The new Audi SQ5 is a sleeper. You have to look hard at the details, like the quad exhaust pipes, wider wheels and tires and silver-toned trim to see
there's something special here. But realize the SQ5 is pretty special.
Behind the grill is a massaged version of the robust 333 hp supercharged 3.0-liter V6 from the Audi S4. But here they've dialed-up the boost and bolted on
a new intake and exhaust system to deliver 21 more horsepower and 22 more lb-ft of torque.
Yes, the V6 is paired to the ZF 8-speed automatic and not a version of the company's fun-loving dual-clutch gearbox. But the ZF automatic has been re-tuned
to deliver crisper shifts and quicker downshifts.
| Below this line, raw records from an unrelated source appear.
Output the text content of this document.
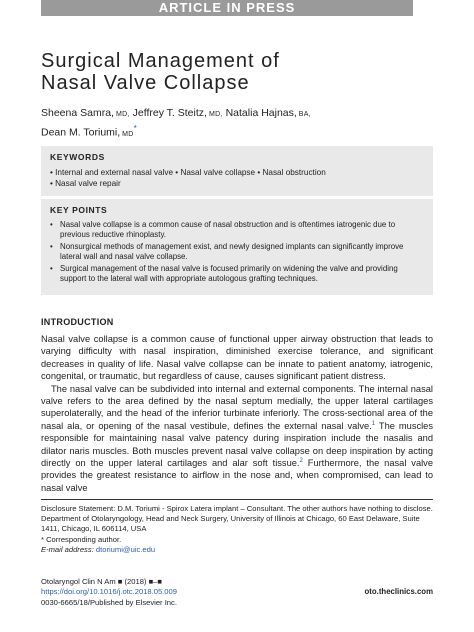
ARTICLE IN PRESS
Surgical Management of
Nasal Valve Collapse
Sheena Samra, MD, Jeffrey T. Steitz, MD, Natalia Hajnas, BA,
Dean M. Toriumi, MD*
KEYWORDS
• Internal and external nasal valve • Nasal valve collapse • Nasal obstruction
• Nasal valve repair
KEY POINTS
• Nasal valve collapse is a common cause of nasal obstruction and is oftentimes iatrogenic due to previous reductive rhinoplasty.
• Nonsurgical methods of management exist, and newly designed implants can significantly improve lateral wall and nasal valve collapse.
• Surgical management of the nasal valve is focused primarily on widening the valve and providing support to the lateral wall with appropriate autologous grafting techniques.
INTRODUCTION

Nasal valve collapse is a common cause of functional upper airway obstruction that leads to varying difficulty with nasal inspiration, diminished exercise tolerance, and significant decreases in quality of life. Nasal valve collapse can be innate to patient anatomy, iatrogenic, congenital, or traumatic, but regardless of cause, causes significant patient distress.

The nasal valve can be subdivided into internal and external components. The internal nasal valve refers to the area defined by the nasal septum medially, the upper lateral cartilages superolaterally, and the head of the inferior turbinate inferiorly. The cross-sectional area of the nasal ala, or opening of the nasal vestibule, defines the external nasal valve.$^1$ The muscles responsible for maintaining nasal valve patency during inspiration include the nasalis and dilator naris muscles. Both muscles prevent nasal valve collapse on deep inspiration by acting directly on the upper lateral cartilages and alar soft tissue.$^2$ Furthermore, the nasal valve provides the greatest resistance to airflow in the nose and, when compromised, can lead to nasal valve

Disclosure Statement: D.M. Toriumi - Spirox Latera implant – Consultant. The other authors have nothing to disclose.

Department of Otolaryngology, Head and Neck Surgery, University of Illinois at Chicago, 60 East Delaware, Suite 1411, Chicago, IL 606114, USA

* Corresponding author.

E-mail address: dtoriumi@uic.edu

Otolaryngol Clin N Am ■ (2018) ■–■
https://doi.org/10.1016/j.otc.2018.05.009
0030-6665/18/Published by Elsevier Inc.
oto.theclinics.com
And when pressed hard, this is a mean beastie. Audi says the SQ5, which starts at $52,795, will hit 60 mph in 5.1 seconds. Now you'd have to spend about
ten grand more to whip an SQ5 in a drag race with another crossover or SUV. Yes, the $63,660 Jeep Grand Cherokee SRT8 with its monster V8 could do it. And
so could the Mercedes-Benz ML63 AMG. But when it comes to the Porsche Cayenne, only the $110,000 turbocharged model is quicker than the SQ5.
Audi has uncorked the blown six to deliver a sweet, turbine-like howl right up to and past 6000 rpm. It feels silky and sounds expensive. The thrust is so
linear that the SQ5 never clobbers you with a giant wallop of torque or a crescendo of horsepower—it just serves up speed effortlessly and smoothly.
As the transmission rips through upshifts under full throttle, the exhaust flaps actuate to create a wonderful snap from the pipes. It's like 6/10ths of
the growl and pop of an AMG exhaust. So around town that's just about perfect.
What's the best way to experience the SQ5? Customize the settings to all read "Dynamic" except the steering. You want to hear that intake and exhaust. You
want the transmission to be at it's most responsive. But the steering is best left in "Auto" mode because the added heft of "Dynamic" mode really doesn't
equate to better steering—just unnecessarily heavy steering.
The best part about the SQ5 is that it really shrinks around you as you drive it hard. The whole experience feels very solid, taut and controlled with
little roll and little sense you're in a crossover; it feels more like a large hot hatch.
For a moment, we left the unblemished Colorado mountain roads of this test drive in search of potholed dirt two-track. We found one and those brilliantly
sticky 21-inch summer tires might be too extreme for really bad roads. So if you live in NYC, LA or the D, the standard 20-inch tires might equate to a
little less morning coffee spilled on the trousers.
The SQ5 might be small and quick, but it's predictably useful, too. There's enough space in the cargo hold for a family's luggage and room in the rear seat
for a pair of baby seats—or six footers—to road-trip comfortably. And if you need to load more stuff and decide ,
sensors in the rack tell the ESP system to recalibrate and compensate for the extra weight up high. Smart.
As much as we dig the SQ5, we won't get the best one. European versions pack a 313-hp twin-turbocharged diesel with 479 (!) lb-ft of torque. And just to
make us extra crabby, the Euro SQ5s also get a lowered suspension and get better highway mileage. Boo.
The SQ5 is probably the most entertaining of all the small crossovers. It's combination of underhood punch and subtle performance details will make it a
stoplight shocker when it lines up against more obvious performance machines. But like most German luxury vehicles, it isn't hard to add lots of expensive
goodies and raise the SQ5's sticker north of $60,000.